A historical drama unfolds before our eyes in this week’s Torah portion. It is a dramatic confrontation whose impact has shaped Jewish history for thousands of years.
Sarah and Hagar, two women – two worlds – faced each other.
On the one hand Sarah, Avraham’s wife and the mistress of the household; on the other, Hagar, the defiant slave girl, Avraham’s concubine, chosen by Sarah as a surrogate mother.
Can you picture yourself in Sarah’s position? Would you be able to make the ultimate sacrifice as Sarah did, elevating her maid to the position of her husband’s concubine for the sake of providing him with an heir, as he so keenly desired?
But Hagar proved less than equal to the task. As soon as she was certain of her pregnancy, Hagar displayed the characteristic arrogance of those who achieve a sudden rise in status without a corresponding growth in dignity.
Of the two women, it was Sarah who emerged victorious from the conflict: she retained her dominant position while Hagar, humiliated, fled to the desert. It was there that Hagar learned through divine prophecy of her destiny to give birth to Yishmael, “v’hoo yihyeh pereh adam, yado bakol v’yad kol bo — and he shall be a savage creature; his hand shall be against every one, and every one’s hand shall be against him.” (Bereshit, 16:12)
This prophetic pronouncement established Yishmael’s propensity for violence and lawlessness and his descendants’ future history as a road map of an incessant war of terror without borders.

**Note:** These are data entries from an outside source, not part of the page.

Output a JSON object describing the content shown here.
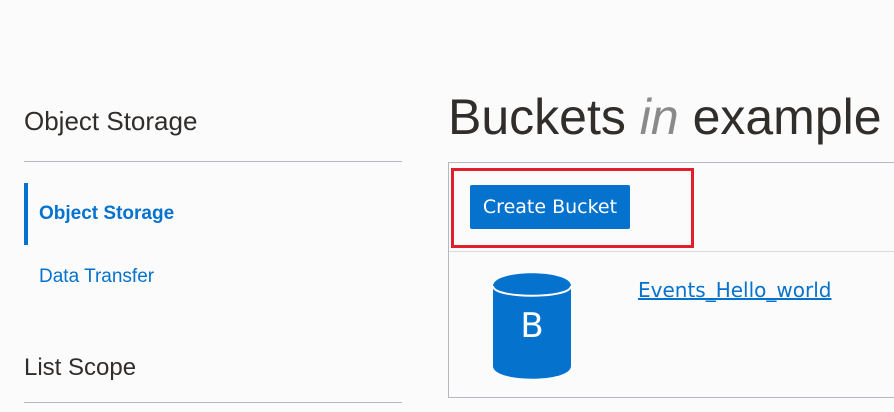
{
  "sidebar": {
    "title": "Object Storage",
    "items": [
      {
        "label": "Object Storage",
        "active": true
      },
      {
        "label": "Data Transfer",
        "active": false
      }
    ],
    "list_scope_title": "List Scope"
  },
  "main": {
    "title_prefix": "Buckets ",
    "title_in": "in",
    "title_suffix": " example",
    "create_button_label": "Create Bucket",
    "buckets": [
      {
        "icon_letter": "B",
        "name": "Events_Hello_world"
      }
    ]
  },
  "colors": {
    "accent": "#0572ce",
    "highlight": "#e0202c",
    "text": "#312d2a"
  }
}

The savagery of Arab history, the Muslims’ centuries long, bloody incursions against their neighbors, is well documented. Was fourteenth century Arab historian, Ibn Khaldun echoing the Biblical prophecy when he wrote in his Muqqadima (Introduction to History): “The Arabs are a savage nation… savagery has become their character and nature… it is their nature to plunder whatever other people possess… they are not concerned with laws. It is noteworthy how civilizations always collapsed in places the Arabs took over, and how such settlements were depopulated. The Yemen where the Arabs live is in ruins. The same applies to contemporary Syria.”

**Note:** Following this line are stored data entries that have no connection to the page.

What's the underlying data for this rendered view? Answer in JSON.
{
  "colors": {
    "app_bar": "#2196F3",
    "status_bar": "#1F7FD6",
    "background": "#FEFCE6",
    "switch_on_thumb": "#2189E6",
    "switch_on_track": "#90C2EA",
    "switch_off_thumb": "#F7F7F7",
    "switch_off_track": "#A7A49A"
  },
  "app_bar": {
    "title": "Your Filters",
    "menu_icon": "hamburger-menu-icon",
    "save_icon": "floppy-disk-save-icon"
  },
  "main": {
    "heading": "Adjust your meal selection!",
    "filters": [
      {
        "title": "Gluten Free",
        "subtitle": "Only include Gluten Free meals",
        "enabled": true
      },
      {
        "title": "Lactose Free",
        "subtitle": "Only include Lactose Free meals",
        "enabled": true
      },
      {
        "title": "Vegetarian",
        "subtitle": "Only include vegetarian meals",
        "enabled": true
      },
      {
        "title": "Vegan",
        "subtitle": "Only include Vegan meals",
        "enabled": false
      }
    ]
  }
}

Was Susan Hatis Rolef, dovish editor of the Labor Party monthly SPECTRUM, doing the same when she wrote in the Jerusalem Post (August 13, 1990): “But we know, and we have known ever since modern Zionism began over a 100 years ago, that the other nation which inhabits this land has an extremely violent and brutal streak in it, which is part of its cultural heritage and is unlikely to change overnight.”

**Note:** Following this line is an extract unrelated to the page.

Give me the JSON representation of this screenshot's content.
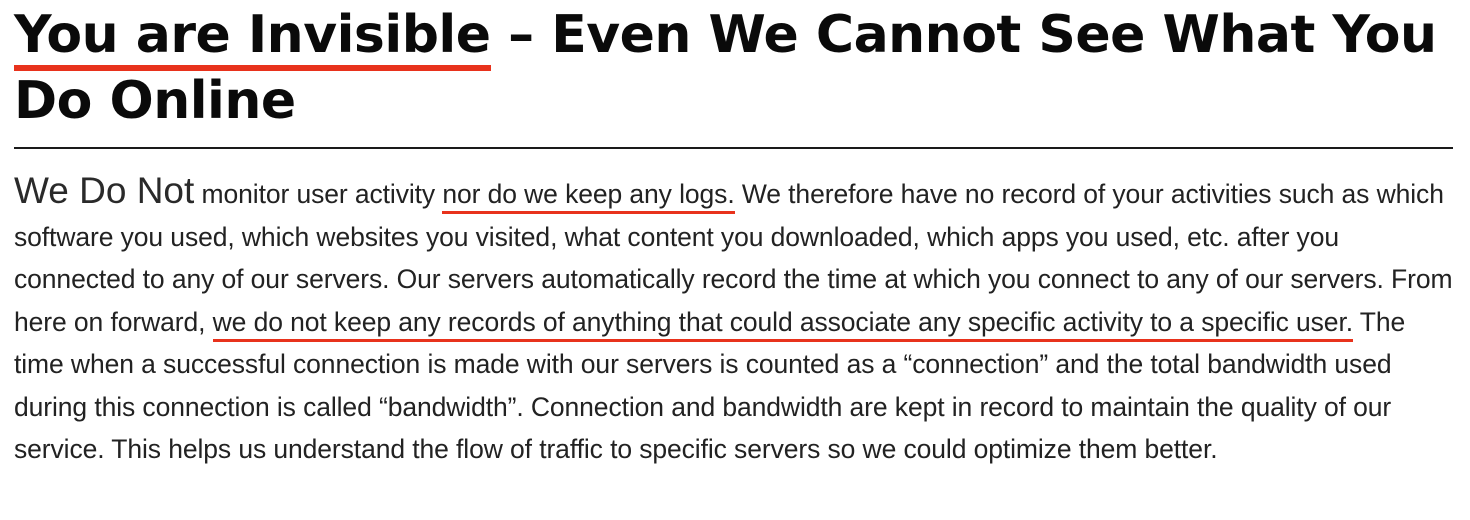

And yet, I believe, for Hagar the most painful aspect of the Divine revelation was the command to face reality – to return to the civilized world of Avraham’s household and peacefully submit to its laws, accepting Sarah’s rightful, dominant position. Hagar did so and Yishmael was born there, destined however to leave it early for the wilderness, choosing to live by the laws of violent physical force.
In the dramatic confrontation between the two women, Sarah and Hagar, a symbolic pre-enactment of history took place. The sons of Hagar have yet to learn to face the reality of their situation. They have yet to learn to rise above their impulsive nature of savagery and submit to the laws of civilization, where nations respect the possessions of others, and refrain from plundering what is not rightfully theirs. They have yet to acquire a set of values other than violence inherited from historical antecedents.
And the sons of Sarah – is it their destiny to painfully reassert their rights to Avraham’s legacy time and again – or perhaps there will come a time when their survival in this land will not be analogous with reiterated victory.